Variations: Land of OWS

More than half require science, technology, engineering and math-related skills…. Most of the jobs hard to fill are for skilled trades, Internet technology, engineers, sales representatives and machine operators. Yet American colleges are producing fewer math and science graduates as students favor social sciences, whose workload is perceived to be manageable, leading to a skills mismatch.”

— Reuters news story, Oct. 12, 2011

MY liberal friends in the states say the Occupy Wall Street protest is not what I think it is. Apparently, OWS is whatever its supporters want it to be, and is certainly not what its critics say it is. Those who don’t support it just don’t understand what the protest is all about or, worse, have been “brainwashed” already by “corporate ideology.” If we can’t join the protesters let us, at least, be awed by the goodness of their hearts and the righteousness of their demands, about which more later.

What do I think of OWS?

Let me just say this right off the bat. It seems that for some people, criticizing their protest action is equivalent to telling them not to do it or to stop doing it — that you are, in short, “against” their right to demonstrate. I can’t, however, tell anyone what to do or not to do. I can only say what I think about what they’re doing or not doing. And no, instead of quoting Voltaire at this point, I give you  Rosa Luxemburg, the Polish-German Marxist martyr, who once reminded Lenin that “[f]reedom only for…supporters…only for the members of one party — however numerous they may be — is no freedom at all. Freedom is always and exclusively freedom for the one who thinks differently. Not because of any fanatical concept of ‘justice’ but because all that is instructive, wholesome and purifying in political freedom depends on this essential characteristic, and its effectiveness vanishes when ‘freedom’ becomes a special privilege.”

Everyone in any case is unhappy with the global economic downturn and I don’t see anything unique with OWS although according to NBC’s Brian Williams “it could well turn out to be the protest of this current era,” while ABC’s Dianne Sawyer reported that it has already “spread to…more than a thousand countries,” and never mind if there are only 204.

The Boston Tea Party, Shays’ Rebellion, the Whiskey Tax Rebellion, the anti-renter movement, Dorr’s Rebellion, the abolitionists, the populists, the anti-imperialist opposition to the brutal annexation of the Philippines, the Socialist movement, the women’s suffrage movement, the Civil Rights Movement, the anti-Vietnam War protests, the feminists, the gay movement, the Tea Party movement, etc.  — American history has been propelled by one popular struggle after another so pardon this ex-activist’s ho-hum reaction to OWS, which merely echoes the early 19th century demands of the Jacksonian labor radicals “who believed American society [was] torn with social conflict, disfigured by the misery of the masses, and dominated by a greedy elite [with] power over every aspect of American life….”

What do the OWS protestors want?

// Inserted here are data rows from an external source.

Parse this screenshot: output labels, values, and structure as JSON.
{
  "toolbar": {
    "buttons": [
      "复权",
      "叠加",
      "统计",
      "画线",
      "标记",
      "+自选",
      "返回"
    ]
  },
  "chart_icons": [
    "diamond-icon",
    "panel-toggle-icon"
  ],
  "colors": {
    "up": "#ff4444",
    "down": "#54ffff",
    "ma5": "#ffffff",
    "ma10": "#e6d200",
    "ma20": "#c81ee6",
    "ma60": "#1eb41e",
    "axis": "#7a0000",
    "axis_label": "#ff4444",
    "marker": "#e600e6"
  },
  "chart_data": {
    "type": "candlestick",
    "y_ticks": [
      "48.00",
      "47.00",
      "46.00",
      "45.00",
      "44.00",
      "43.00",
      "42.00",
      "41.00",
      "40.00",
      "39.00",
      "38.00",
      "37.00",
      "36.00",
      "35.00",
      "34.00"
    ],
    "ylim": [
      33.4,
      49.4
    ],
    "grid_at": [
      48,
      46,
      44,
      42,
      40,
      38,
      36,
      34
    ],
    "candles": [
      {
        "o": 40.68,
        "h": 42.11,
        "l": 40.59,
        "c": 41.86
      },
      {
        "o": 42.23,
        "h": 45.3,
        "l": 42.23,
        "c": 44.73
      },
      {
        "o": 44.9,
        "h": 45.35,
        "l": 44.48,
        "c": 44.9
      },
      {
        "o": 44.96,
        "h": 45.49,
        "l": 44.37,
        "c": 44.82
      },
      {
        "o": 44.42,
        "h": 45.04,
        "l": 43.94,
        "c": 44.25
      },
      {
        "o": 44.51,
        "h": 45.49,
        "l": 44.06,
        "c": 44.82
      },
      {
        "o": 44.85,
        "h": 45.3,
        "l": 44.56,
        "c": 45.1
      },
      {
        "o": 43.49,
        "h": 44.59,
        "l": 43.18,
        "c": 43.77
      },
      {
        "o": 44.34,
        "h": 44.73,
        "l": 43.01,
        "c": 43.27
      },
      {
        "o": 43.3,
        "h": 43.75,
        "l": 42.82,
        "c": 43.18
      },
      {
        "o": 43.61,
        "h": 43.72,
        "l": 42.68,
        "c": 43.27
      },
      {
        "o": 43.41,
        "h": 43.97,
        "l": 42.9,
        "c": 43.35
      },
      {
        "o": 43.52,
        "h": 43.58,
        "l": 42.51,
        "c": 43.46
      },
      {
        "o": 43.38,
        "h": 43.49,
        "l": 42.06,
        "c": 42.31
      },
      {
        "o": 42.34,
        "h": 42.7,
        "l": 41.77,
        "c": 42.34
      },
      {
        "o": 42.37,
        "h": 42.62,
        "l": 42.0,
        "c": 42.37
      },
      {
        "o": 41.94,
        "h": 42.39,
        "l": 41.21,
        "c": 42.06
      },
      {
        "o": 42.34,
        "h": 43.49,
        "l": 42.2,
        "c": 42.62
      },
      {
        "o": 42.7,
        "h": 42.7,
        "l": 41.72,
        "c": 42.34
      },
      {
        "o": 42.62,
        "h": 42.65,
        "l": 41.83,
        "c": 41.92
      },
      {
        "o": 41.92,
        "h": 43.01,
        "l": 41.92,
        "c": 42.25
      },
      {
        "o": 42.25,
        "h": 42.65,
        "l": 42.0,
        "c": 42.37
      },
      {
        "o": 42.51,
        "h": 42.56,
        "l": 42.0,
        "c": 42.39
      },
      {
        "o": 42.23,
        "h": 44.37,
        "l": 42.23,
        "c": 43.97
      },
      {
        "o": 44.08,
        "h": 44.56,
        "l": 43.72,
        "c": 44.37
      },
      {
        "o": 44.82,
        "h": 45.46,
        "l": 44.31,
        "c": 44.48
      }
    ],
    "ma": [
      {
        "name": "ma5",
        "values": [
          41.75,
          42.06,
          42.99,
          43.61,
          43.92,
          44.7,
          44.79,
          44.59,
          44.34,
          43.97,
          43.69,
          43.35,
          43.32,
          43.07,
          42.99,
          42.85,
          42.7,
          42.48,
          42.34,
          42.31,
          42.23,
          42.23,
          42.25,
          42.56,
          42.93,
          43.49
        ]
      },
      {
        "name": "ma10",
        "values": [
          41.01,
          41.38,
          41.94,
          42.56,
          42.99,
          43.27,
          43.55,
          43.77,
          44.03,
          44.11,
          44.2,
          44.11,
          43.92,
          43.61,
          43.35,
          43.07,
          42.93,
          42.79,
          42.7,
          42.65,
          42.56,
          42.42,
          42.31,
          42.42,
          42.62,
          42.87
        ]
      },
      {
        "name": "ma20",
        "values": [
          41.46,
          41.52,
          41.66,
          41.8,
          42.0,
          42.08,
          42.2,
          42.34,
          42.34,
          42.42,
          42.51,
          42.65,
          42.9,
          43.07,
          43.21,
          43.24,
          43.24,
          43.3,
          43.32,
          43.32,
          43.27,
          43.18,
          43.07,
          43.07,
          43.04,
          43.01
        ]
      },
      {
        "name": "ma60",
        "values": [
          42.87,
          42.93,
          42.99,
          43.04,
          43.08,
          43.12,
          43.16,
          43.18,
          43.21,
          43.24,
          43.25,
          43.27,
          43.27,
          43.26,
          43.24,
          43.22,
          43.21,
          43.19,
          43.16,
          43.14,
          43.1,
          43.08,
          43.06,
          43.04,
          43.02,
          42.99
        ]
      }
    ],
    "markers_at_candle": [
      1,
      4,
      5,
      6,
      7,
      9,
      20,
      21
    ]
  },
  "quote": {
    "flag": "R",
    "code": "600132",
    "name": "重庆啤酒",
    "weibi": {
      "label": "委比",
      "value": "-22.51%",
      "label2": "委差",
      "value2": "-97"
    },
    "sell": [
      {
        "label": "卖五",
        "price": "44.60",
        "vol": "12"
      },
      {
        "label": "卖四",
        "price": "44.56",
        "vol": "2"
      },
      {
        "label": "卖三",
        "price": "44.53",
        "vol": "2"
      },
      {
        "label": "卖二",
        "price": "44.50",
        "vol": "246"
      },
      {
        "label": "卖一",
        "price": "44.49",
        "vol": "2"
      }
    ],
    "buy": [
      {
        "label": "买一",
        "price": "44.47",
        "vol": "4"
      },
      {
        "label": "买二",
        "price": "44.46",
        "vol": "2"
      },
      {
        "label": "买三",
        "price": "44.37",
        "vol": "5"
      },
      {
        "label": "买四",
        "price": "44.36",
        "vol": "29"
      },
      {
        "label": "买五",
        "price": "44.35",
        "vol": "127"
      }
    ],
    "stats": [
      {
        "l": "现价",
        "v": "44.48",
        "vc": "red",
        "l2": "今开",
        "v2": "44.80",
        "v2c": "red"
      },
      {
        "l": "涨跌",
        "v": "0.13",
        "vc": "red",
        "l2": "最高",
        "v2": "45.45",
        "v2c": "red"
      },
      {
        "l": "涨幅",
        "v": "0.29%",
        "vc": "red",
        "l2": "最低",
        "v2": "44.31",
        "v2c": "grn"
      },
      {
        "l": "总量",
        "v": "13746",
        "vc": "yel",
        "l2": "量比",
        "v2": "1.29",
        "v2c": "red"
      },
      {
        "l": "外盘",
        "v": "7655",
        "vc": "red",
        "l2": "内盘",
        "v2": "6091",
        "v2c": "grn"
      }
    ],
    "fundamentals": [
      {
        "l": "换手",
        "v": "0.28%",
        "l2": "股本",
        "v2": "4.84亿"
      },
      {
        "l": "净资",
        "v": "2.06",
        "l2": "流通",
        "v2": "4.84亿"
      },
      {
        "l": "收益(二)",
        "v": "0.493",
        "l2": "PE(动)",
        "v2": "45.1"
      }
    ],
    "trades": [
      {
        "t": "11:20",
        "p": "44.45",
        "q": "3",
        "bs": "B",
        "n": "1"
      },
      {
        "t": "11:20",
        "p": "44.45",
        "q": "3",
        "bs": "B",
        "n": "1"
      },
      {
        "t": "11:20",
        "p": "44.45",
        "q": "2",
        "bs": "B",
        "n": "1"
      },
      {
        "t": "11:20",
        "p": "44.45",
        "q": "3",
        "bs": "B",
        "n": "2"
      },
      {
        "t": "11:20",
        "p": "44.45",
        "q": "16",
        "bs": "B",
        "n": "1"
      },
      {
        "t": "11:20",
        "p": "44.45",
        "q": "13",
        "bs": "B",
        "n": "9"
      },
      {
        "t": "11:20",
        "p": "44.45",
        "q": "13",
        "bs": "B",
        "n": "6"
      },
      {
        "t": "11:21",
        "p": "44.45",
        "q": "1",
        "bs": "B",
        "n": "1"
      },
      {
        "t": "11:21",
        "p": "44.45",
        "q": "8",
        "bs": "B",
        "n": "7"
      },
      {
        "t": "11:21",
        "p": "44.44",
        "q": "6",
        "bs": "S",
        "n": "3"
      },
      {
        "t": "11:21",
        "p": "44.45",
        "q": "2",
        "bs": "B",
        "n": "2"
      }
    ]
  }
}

According to one report, “The Occupy movement may be a big tent (one with room for opposition to fracking, calls for campaign finance reform, and a host of other positions), but nearly everyone involved says they are angry that a small group of wealthy Americans have grown increasingly rich while ‘the other 99 percent’ have been left behind.”

Based on a New York magazine survey, 60 percent of the protesters in the Big Apple are under 30 years old and 37 percent believe that capitalism “can’t be saved” and is “inherently immoral.” Asked how they would fix Wall Street, they replied: “A maximum-wage law”; “President Elizabeth Warren”; “burn it down.” Twelve percent say they are “strongly liberal (i.e., Paul Krugman)”; 41 percent admit that they are “fed up with Democrats” and that the “country needs overhaul (i.e., Ralph Nader)”; while 34 percent are “convinced the U.S. government is no better than, say, Al Qaeda (i.e., Noam Chomsky).” The very brilliant Professor Chomsky, incidentally, has said that Dubya’s “crimes vastly exceed bin Laden’s.” He wasn’t joking.

As someone who has, to paraphrase Herman Cain, already left the liberal — excuse me — the “progressive” plantation, I believe that the OWS protesters want sausages but have seen how they’re made and they don’t like it. They want the results of “bourgeois” democracy and capitalism but they don’t like the process involved, which they consider “messy” and “unfair.” They are unhappy about the consequences of the choices they have freely made. So now they want equality of results instead of equality of opportunity.

Success in business indicates a wrongdoing. Failure to straighten out your personal finances proves you deserve more. Not having a job and an inability to pay mortgage and other debts is evidence of virtue — and of someone else’s misdeed. Ability is a sin. Need is a right.

“[Whiners] who never rouse themselves to any effort, who do not possess the ability of a filing clerk, but demand the income of a company president, who drift from failure to failure and expect you to pay their bills, who hold their wishing as an equivalent of your work and their need as a higher claim to reward than your effort….”

That’s from “Atlas Shrugged” by Ayn Rand, but what did she know.